Dear Ms. Butler,
I don’t know if I am writing to you, or a publicist for NYPL, or an underpaid staffer, but in any case I will tell you why, although I am most grateful to the library for its wonderful collection and the research I was able to do there, formerly donated substantially, and thanked the library in the preface to the resulting book (The Origins of Business, Money, and Market, 2011), I no longer give money. The reason is quite simple.

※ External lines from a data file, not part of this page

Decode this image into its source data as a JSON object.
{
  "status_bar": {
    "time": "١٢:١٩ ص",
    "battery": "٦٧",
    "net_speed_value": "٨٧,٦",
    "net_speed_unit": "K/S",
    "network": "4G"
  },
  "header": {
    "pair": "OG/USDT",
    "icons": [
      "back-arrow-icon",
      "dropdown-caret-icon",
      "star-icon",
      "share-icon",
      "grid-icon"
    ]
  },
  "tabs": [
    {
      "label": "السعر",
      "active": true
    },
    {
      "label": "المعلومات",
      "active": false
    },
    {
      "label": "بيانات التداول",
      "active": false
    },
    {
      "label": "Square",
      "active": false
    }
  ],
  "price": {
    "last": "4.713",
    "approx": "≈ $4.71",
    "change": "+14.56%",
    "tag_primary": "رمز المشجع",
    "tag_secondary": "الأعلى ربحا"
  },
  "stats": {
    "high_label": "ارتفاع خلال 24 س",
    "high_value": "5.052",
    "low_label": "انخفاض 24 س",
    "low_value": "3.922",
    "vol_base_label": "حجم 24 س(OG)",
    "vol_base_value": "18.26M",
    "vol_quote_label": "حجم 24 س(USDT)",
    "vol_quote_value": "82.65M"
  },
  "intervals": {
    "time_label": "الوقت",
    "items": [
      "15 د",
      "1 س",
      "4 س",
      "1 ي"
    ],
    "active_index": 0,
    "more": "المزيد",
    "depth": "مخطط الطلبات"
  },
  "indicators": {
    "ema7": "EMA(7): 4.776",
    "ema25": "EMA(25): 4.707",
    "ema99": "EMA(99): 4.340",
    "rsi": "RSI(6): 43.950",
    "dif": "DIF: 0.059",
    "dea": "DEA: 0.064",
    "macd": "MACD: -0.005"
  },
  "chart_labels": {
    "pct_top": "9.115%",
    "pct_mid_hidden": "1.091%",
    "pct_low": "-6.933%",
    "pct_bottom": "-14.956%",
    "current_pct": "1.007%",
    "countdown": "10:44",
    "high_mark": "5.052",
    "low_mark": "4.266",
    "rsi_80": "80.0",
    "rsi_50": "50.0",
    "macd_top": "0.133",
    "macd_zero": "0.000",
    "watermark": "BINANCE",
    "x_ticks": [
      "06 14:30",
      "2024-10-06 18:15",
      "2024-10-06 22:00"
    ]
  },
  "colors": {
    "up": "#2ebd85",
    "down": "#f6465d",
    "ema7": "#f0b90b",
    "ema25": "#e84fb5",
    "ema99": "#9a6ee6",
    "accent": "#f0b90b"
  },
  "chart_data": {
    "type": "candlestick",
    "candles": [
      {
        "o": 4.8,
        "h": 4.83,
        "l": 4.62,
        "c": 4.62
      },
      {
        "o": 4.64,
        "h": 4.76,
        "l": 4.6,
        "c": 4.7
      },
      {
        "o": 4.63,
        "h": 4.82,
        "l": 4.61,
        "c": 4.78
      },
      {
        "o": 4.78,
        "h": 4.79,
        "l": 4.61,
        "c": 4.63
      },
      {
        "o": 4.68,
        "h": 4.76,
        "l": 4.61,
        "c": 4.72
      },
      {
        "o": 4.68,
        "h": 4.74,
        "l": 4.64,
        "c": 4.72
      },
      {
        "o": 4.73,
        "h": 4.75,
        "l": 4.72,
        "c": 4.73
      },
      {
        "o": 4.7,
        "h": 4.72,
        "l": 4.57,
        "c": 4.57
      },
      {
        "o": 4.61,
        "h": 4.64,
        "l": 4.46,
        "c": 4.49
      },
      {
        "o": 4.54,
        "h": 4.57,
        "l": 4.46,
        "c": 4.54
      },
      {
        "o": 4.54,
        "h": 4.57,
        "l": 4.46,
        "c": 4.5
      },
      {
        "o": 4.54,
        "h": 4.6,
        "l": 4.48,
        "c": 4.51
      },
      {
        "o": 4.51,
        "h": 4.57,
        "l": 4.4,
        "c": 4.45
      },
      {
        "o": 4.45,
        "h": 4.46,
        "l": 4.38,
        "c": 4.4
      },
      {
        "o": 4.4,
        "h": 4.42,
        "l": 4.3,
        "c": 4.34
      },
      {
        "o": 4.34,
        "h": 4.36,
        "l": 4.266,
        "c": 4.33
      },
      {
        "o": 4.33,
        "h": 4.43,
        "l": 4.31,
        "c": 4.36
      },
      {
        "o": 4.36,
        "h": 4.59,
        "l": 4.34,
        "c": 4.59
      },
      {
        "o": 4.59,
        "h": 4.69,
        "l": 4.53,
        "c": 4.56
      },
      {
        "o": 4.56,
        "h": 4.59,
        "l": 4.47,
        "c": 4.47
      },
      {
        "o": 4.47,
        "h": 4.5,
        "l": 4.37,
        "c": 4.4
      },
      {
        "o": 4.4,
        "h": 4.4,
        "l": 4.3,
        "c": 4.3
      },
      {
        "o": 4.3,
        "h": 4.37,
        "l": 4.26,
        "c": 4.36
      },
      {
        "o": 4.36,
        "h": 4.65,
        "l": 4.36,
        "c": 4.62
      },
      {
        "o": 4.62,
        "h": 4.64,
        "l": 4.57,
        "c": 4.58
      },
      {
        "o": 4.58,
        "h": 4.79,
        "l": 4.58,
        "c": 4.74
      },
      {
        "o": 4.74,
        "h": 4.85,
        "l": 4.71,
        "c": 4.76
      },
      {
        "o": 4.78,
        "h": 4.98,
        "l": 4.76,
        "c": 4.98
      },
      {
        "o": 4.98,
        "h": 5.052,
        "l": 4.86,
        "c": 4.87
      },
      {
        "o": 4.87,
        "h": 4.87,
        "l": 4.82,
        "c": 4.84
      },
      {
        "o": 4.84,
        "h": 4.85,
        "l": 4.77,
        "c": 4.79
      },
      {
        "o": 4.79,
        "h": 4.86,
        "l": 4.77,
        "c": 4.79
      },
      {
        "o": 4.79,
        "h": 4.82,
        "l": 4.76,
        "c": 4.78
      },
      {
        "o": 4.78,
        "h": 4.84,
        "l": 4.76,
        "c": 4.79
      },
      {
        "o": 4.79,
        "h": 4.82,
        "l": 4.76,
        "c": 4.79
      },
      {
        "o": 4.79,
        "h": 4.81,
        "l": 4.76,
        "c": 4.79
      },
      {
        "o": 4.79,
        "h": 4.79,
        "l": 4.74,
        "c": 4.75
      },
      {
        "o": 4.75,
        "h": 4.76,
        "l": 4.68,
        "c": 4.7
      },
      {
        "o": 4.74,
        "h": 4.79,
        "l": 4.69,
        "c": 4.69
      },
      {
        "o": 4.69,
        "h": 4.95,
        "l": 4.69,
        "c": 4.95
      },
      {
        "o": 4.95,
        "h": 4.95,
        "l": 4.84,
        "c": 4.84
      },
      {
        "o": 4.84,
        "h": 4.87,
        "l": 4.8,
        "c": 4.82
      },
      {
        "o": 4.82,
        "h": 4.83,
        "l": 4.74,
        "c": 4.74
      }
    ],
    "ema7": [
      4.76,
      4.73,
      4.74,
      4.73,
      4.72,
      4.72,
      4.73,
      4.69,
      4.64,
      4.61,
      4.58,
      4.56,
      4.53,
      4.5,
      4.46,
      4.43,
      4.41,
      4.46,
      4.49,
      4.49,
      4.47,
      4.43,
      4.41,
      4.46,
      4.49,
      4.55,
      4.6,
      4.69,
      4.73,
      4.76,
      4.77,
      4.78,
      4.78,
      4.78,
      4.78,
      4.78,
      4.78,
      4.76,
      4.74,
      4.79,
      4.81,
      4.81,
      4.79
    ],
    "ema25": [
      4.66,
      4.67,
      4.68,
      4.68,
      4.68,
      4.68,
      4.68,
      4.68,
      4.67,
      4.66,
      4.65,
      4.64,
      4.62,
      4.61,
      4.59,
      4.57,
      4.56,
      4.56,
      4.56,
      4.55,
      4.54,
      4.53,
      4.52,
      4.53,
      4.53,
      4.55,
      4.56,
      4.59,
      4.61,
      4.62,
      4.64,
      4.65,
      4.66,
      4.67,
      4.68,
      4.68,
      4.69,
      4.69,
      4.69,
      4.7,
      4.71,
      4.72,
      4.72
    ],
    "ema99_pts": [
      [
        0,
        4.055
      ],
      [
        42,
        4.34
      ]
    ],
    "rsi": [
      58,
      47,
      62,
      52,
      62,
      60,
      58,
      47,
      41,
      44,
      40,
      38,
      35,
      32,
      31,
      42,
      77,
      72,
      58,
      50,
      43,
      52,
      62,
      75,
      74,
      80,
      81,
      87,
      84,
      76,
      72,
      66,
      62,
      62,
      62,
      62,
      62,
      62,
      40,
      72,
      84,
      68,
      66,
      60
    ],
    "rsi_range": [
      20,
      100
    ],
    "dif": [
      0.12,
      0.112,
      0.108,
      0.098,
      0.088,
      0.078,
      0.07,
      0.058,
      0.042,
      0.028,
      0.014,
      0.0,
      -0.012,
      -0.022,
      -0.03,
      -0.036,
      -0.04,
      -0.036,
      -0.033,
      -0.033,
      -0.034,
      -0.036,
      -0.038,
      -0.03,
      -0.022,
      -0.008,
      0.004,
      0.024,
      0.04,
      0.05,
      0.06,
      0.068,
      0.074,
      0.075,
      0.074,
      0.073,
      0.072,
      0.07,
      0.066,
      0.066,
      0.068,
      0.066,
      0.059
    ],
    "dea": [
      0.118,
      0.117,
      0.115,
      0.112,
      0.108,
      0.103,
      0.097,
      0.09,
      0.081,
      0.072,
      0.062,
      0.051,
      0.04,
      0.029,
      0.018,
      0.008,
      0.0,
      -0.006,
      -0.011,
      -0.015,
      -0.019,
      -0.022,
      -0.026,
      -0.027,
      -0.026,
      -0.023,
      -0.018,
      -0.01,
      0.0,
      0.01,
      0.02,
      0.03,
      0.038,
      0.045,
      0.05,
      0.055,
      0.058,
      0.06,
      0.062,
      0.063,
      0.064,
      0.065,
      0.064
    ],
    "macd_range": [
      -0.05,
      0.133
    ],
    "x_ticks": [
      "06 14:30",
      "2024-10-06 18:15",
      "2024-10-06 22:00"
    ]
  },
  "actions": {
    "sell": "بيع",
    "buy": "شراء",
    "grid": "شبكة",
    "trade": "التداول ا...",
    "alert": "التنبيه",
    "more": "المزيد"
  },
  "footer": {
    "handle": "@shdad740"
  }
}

Serving as the titular head of the library is a great honor, extended only to those who have been financially successful—as they must be to raise the huge sums necessary for the library and as anyone can see by looking at who those people have been. So I fully expected that the wealthy people who received this honor, and who then sought contributions from the rest of us, would be taking a modest salary—not trivial, because that would be demeaning, but not extremely large: they don’t actually need it, and their plea for funds from the public is usually based on the library’s serious want of same. So when I discovered that the salary being paid to the head of the library was well over a million dollars a year, I realized that the thousand or so dollars I could contribute was actually being used to pay this person far more money than I thought made any sense. Accordingly, I have not contributed to the library for a number of years, and have no intention of doing so until I learn that, as for the great Mr. Gregorian in former days, the leader’s compensation has returned to saner levels.